Large language models struggle to follow long step-by-step arithmetic procedures
Researchers tested whether large language models (LLMs) actually carry out a sequence of steps when asked to do so, or just guess a plausible final answer. They built a controlled benchmark that gives a model a short algorithm written in plain language, two numbers as inputs, and asks the model to return the final numeric result. The goal was to separate true step-by-step execution from cases where a model arrives at a correct answer by shortcuts or luck.
The benchmark uses simple arithmetic only. Each example starts by setting S1 = x and S2 = y, then defines a sequence of intermediate variables S3, S4, ... by applying +, −, ×, or ÷ to earlier values. The model must follow the written steps exactly and return the last value rounded to three decimal places.
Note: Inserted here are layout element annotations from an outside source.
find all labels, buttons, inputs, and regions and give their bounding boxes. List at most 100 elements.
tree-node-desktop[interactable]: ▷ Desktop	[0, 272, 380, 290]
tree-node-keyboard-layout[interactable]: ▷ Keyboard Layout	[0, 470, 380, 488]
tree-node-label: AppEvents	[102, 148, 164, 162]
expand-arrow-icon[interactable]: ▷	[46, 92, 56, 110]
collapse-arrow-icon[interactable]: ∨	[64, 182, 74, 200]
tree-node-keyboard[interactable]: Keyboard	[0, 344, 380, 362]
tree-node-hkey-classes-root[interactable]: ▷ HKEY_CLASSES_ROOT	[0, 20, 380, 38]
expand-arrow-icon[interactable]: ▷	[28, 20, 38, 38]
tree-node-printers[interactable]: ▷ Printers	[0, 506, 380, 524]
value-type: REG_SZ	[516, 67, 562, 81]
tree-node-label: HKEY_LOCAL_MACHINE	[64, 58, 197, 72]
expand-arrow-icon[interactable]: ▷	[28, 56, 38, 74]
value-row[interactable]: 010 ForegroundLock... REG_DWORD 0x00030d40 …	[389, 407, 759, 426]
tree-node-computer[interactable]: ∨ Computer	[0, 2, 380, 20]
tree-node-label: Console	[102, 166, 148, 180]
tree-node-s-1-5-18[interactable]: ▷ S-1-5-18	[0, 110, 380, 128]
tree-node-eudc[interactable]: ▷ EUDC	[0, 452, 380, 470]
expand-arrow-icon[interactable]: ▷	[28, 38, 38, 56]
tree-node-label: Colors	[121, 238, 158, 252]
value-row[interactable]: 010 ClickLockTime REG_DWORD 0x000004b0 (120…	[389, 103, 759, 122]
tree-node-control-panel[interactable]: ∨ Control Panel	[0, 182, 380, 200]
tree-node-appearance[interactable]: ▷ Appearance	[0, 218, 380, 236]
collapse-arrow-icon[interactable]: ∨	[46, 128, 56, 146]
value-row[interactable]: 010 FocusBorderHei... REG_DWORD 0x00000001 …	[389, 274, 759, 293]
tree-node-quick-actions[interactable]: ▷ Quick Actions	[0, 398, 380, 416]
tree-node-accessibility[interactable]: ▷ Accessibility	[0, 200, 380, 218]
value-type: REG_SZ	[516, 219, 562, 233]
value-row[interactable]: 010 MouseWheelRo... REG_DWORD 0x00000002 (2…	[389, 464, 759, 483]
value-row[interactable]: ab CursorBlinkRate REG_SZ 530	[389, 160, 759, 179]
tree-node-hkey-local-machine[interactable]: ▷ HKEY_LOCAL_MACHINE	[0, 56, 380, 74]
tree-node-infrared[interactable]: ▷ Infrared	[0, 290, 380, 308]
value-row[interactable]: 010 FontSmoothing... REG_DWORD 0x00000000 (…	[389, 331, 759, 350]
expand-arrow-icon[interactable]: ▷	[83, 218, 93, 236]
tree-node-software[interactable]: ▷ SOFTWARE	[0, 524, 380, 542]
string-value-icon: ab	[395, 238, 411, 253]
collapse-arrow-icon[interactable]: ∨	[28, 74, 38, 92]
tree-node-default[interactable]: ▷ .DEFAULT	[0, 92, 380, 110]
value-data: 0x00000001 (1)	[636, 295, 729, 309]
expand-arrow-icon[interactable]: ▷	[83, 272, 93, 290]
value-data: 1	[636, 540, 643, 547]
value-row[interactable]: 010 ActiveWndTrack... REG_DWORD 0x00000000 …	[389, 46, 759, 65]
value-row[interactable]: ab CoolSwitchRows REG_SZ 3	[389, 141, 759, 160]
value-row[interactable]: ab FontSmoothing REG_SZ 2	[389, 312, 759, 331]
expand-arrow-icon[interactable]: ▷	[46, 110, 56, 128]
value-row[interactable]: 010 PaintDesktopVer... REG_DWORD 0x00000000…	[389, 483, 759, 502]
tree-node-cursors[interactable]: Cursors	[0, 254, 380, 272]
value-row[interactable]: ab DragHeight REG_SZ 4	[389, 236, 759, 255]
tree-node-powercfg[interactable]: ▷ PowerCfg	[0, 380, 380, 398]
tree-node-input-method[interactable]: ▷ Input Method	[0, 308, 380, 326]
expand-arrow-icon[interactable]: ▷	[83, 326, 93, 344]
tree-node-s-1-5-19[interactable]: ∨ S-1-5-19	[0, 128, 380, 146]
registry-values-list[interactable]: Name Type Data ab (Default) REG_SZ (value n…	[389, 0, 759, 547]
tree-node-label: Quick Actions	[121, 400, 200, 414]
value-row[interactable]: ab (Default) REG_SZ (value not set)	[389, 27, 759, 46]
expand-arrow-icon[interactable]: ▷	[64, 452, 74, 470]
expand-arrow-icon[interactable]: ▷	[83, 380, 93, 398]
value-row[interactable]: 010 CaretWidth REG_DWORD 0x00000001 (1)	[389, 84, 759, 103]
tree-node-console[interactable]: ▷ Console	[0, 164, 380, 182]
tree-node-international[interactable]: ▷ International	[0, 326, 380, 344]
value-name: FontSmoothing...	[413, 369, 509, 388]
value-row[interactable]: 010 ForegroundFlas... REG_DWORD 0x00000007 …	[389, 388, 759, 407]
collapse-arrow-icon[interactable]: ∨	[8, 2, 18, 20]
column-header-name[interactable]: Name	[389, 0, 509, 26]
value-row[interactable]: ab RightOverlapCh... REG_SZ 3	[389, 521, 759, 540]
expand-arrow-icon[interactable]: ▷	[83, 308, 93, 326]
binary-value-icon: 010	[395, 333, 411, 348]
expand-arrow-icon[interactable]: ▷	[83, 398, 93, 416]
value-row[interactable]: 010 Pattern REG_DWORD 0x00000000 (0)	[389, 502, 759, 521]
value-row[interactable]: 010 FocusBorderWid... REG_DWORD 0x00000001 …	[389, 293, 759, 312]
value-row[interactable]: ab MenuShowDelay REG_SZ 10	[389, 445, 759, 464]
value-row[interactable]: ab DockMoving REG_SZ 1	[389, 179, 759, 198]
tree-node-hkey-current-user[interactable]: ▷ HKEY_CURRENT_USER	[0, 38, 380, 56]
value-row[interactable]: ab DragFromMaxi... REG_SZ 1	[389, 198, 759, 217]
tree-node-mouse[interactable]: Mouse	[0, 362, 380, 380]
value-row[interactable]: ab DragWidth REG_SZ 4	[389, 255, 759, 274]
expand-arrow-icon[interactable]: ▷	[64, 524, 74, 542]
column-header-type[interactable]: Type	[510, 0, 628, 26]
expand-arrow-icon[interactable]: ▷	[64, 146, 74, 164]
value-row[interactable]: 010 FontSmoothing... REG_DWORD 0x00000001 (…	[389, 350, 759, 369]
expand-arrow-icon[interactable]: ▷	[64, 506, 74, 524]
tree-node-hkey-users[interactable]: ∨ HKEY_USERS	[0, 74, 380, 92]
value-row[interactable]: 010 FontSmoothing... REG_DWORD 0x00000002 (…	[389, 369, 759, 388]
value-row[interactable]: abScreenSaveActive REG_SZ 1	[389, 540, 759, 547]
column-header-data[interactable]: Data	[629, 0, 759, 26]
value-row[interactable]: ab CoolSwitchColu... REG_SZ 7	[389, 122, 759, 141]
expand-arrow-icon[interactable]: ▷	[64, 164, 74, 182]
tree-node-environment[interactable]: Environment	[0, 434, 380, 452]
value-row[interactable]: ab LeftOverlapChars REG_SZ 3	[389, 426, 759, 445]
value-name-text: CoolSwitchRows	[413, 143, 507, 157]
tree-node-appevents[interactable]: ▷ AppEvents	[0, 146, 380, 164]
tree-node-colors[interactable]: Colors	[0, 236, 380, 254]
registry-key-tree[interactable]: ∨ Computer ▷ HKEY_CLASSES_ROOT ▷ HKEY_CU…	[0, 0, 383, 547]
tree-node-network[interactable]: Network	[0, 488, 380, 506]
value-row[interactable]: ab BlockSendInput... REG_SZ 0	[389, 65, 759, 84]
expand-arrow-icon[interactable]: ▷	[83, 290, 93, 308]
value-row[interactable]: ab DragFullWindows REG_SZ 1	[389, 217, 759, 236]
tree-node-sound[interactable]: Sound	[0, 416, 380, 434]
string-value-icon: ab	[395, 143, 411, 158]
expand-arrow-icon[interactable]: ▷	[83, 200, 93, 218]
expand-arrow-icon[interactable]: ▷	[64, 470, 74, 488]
The authors varied how many steps the algorithm had (from 5 up to 95), how far back a step might need to read intermediate variables (they call this “look-back,” up to seven steps), the input ranges ([0,1], [1,10], [10,100]), and whether operations were mixed or all the same. They produced 55 datasets with 55,000 total examples and tested 14 different models.
The results show performance falls as procedures get longer or require retrieving older intermediate values. Average first-answer accuracy fell from 61% on 5-step procedures to 20% on 95-step procedures. Increasing look-back depth from one step to seven steps reduced accuracy by 18.43 percentage points. The authors also looked at execution traces, not just final answers, and found exact-step execution dropped from 70.88% to 46.84% while “under-execution” (stopping early or skipping steps) rose from 24.25% to 50.87%. Common failure modes included missing or premature answers, self-correction after an initial mistake, under-executed traces, and invented extra steps.
This matters because many real tasks require strict adherence to a sequence of actions. In settings such as precise calculations, rule-based decision making, or automated workflows, users expect the steps to be followed exactly. The study shows that a correct final answer can hide deeper problems: a model might give the right number while failing to track intermediate states or honoring the exact procedure.